A national analysis of CDC data over 25 years revealed persistent sex, racial, and regional disparities in pneumonia and pulmonary fibrosis mortality.
A new population-based analysis of United States mortality data from the CDC Wide-Ranging Online Data for Epidemiologic Research (CDC WONDER) platform shows that, while deaths related to pneumonia and pulmonary fibrosis have declined overall since 1999, marked disparities persist by sex, race, and geographic region. The findings, presented at CHEST 2025, highlight the continuing burden of respiratory diseases, particularly among high-risk populations.1
Although mortality rates have generally improved over the last 2 decades, demographic and geographic inequities remain. | Image credit: Kiattisak - stock.adobe.com

Pneumonia and pulmonary fibrosis represent overlapping respiratory conditions linked through inflammatory and fibrotic pathways in the lung. Pneumonia causes acute inflammation and infection of the alveoli, whereas pulmonary fibrosis is a chronic, progressive disease marked by irreversible scarring and loss of lung elasticity. Severe or recurrent pneumonia can precipitate or accelerate fibrotic remodeling, leading to long-term respiratory impairment. This study aimed to evaluate national trends, demographic disparities, and regional variations in mortality related to pneumonia and pulmonary fibrosis in the U.S. from 1999 through 2023.

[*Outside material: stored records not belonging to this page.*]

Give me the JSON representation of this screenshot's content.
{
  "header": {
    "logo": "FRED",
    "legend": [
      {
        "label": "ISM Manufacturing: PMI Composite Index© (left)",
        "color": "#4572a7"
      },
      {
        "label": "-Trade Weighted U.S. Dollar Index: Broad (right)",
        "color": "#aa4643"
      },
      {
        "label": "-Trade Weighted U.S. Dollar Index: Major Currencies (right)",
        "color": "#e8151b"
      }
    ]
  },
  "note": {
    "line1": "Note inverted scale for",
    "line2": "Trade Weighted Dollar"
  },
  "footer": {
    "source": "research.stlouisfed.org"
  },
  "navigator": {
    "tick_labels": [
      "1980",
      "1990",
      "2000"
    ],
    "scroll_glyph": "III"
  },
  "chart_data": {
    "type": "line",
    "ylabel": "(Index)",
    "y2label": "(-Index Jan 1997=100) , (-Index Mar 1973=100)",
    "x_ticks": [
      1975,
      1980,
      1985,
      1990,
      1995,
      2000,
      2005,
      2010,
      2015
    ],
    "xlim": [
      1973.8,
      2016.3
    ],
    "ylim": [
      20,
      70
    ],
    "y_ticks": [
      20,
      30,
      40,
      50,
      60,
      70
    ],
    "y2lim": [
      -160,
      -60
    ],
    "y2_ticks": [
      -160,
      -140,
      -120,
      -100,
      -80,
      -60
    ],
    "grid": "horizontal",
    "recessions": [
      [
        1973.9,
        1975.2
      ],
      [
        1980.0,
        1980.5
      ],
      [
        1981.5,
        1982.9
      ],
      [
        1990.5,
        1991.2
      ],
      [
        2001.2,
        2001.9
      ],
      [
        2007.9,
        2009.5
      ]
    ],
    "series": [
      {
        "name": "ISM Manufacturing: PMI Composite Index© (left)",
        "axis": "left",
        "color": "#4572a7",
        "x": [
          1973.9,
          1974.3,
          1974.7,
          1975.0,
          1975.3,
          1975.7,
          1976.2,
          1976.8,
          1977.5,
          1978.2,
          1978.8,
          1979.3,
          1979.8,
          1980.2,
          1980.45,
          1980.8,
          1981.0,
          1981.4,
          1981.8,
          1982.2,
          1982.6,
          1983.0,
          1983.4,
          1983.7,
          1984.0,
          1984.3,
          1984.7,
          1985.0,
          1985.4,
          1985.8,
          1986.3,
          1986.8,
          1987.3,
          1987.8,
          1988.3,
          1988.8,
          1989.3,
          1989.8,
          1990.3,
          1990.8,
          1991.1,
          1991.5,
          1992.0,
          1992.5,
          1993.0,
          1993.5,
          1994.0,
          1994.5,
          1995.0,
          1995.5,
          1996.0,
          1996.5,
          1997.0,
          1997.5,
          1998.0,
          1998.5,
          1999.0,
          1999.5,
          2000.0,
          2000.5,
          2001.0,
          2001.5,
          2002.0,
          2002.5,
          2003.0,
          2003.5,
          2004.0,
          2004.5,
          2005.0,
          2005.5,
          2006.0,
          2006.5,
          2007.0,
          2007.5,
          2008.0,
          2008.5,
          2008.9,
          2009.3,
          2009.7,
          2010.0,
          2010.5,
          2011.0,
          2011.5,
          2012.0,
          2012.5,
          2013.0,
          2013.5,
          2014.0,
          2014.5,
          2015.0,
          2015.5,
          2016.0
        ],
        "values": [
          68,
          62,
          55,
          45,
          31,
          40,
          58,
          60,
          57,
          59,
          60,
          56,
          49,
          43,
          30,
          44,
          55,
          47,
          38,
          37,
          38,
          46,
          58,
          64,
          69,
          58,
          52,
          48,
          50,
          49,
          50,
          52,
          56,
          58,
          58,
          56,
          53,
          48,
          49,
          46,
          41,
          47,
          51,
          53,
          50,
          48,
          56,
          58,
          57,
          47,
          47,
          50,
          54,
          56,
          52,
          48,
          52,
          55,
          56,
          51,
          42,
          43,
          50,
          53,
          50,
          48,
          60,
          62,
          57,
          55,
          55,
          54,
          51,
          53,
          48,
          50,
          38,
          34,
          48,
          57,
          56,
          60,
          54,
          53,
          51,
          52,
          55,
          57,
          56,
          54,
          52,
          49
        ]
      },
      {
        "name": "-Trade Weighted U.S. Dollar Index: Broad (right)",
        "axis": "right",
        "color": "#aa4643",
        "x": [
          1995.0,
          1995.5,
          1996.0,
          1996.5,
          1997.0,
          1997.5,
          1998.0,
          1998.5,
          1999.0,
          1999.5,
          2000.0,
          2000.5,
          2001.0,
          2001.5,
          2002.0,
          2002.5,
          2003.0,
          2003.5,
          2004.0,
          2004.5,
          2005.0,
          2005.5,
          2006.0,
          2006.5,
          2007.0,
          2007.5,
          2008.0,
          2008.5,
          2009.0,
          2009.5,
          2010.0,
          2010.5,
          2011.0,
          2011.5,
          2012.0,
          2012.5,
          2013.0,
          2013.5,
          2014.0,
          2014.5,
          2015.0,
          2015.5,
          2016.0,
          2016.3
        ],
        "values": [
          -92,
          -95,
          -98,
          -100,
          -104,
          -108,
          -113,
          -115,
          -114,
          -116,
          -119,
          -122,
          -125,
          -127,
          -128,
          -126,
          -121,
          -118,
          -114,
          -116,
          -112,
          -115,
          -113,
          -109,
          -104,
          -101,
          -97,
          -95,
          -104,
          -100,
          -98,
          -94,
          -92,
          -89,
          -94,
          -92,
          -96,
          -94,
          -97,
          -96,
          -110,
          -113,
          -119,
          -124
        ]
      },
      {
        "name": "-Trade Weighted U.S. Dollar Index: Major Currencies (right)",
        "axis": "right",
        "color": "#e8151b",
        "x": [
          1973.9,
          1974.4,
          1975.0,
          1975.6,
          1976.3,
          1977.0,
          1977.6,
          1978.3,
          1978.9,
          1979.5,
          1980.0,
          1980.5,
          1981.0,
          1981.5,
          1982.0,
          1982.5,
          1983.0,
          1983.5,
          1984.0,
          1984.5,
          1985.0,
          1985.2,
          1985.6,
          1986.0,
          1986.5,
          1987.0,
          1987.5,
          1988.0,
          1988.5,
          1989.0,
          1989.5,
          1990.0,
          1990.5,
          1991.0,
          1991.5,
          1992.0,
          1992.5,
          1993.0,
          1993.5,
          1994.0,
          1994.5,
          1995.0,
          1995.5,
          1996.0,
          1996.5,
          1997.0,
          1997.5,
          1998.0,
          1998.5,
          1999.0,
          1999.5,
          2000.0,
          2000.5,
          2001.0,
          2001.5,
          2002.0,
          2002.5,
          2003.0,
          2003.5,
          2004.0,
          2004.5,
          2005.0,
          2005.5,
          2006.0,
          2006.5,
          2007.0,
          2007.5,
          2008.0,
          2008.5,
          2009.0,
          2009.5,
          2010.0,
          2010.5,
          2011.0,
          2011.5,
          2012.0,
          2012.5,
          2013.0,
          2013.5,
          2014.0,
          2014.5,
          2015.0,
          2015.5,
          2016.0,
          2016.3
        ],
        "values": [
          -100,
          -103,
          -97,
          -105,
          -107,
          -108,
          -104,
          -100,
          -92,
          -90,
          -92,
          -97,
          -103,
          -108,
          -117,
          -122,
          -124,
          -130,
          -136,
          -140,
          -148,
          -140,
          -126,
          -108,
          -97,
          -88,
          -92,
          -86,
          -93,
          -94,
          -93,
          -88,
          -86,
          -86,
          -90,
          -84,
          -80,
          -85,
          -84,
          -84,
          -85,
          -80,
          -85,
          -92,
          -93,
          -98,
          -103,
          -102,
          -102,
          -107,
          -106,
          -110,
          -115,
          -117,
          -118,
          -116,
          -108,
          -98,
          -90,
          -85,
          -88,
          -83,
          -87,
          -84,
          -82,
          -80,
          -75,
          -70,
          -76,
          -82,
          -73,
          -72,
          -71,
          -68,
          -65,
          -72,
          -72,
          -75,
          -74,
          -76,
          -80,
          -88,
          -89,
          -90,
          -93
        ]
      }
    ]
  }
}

Researchers examined US death certificate data, identifying multiple causes of death coded for pneumonia (ICD-10 J18) and pulmonary fibrosis (ICD-10 J84). Age-adjusted mortality rates (AAMRs) per 100,000 persons and annual percent change (APC) were calculated and stratified by age group, sex, race/ethnicity, and census region. In total, 78,127 deaths were attributed to pneumonia and pulmonary fibrosis combined during the 25-year study period.
Nationally, the AAMR declined from 0.99 in 1999 to 0.69 in 2019, likely reflecting decades of progress in vaccination coverage, antimicrobial therapy, and management of chronic comorbidities. However, mortality sharply increased to 1.36 in 2021, coinciding with the peak of the COVID-19 pandemic, before falling again to 0.90 by 2023. Investigators attributed the transient increase to excess respiratory deaths during the pandemic, when COVID-related pneumonia and postinfectious pulmonary fibrosis were common.2 This pattern mirrors national excess-mortality trends reported by the National Bureau of Economic Research and CDC surveillance.3
Across the full study period, males consistently had higher AAMRs than females.1 In men, rates declined from 1.31 in 1999 to 0.92 in 2018 (APC: –3.2%), spiked to 1.75 in 2021 (APC: 24.6%), and then dropped to 1.13 in 2023. Among women, AAMRs fell from 0.81 to 0.61 over the same baseline period (APC: –2.7%), then increased to 1.04 in 2021 (APC: 20.2%), and stabilized at 0.72 in 2023. Prior studies have documented a higher prevalence of pulmonary fibrosis and worse survival in men, potentially linked to differences in occupational exposures, smoking history, and lung anatomy.4,5
Non-Hispanic American Indian/Alaska Native populations had the highest mortality burden, peaking at 3.03 deaths per 100,000 in 2009 and again rising to 2.22 in 2020 after years of decline.1 Among non-Hispanic Black individuals, AAMR dropped from 0.67 in 1999 to 0.48 in 2018 before increasing to 0.71 in 2020. Hispanic/Latino populations followed a similar pattern, dropping from 1.28 to 1.01 before increasing to 1.49 in 2020. These shifts parallel broader evidence that AI/AN and Hispanic communities experienced disproportionate respiratory mortality during the pandemic, reflecting higher infection exposure and reduced access to specialty pulmonary care.6
Regionally, the South exhibited the highest burden, with AAMR declining from 0.99 in 1999 to 0.79 in 2018, peaking at 1.49 in 2021, and falling to 0.94 in 2023. Similar but less pronounced trends occurred in the Midwest, Northeast, and West. These variations may relate to regional differences in smoking prevalence, environmental exposures, and health-system capacity.7
Although mortality rates have generally improved over the last 2 decades, demographic and geographic inequities remain. Investigators stressed that, “Despite improvements, disparities persist, requiring targeted interventions.”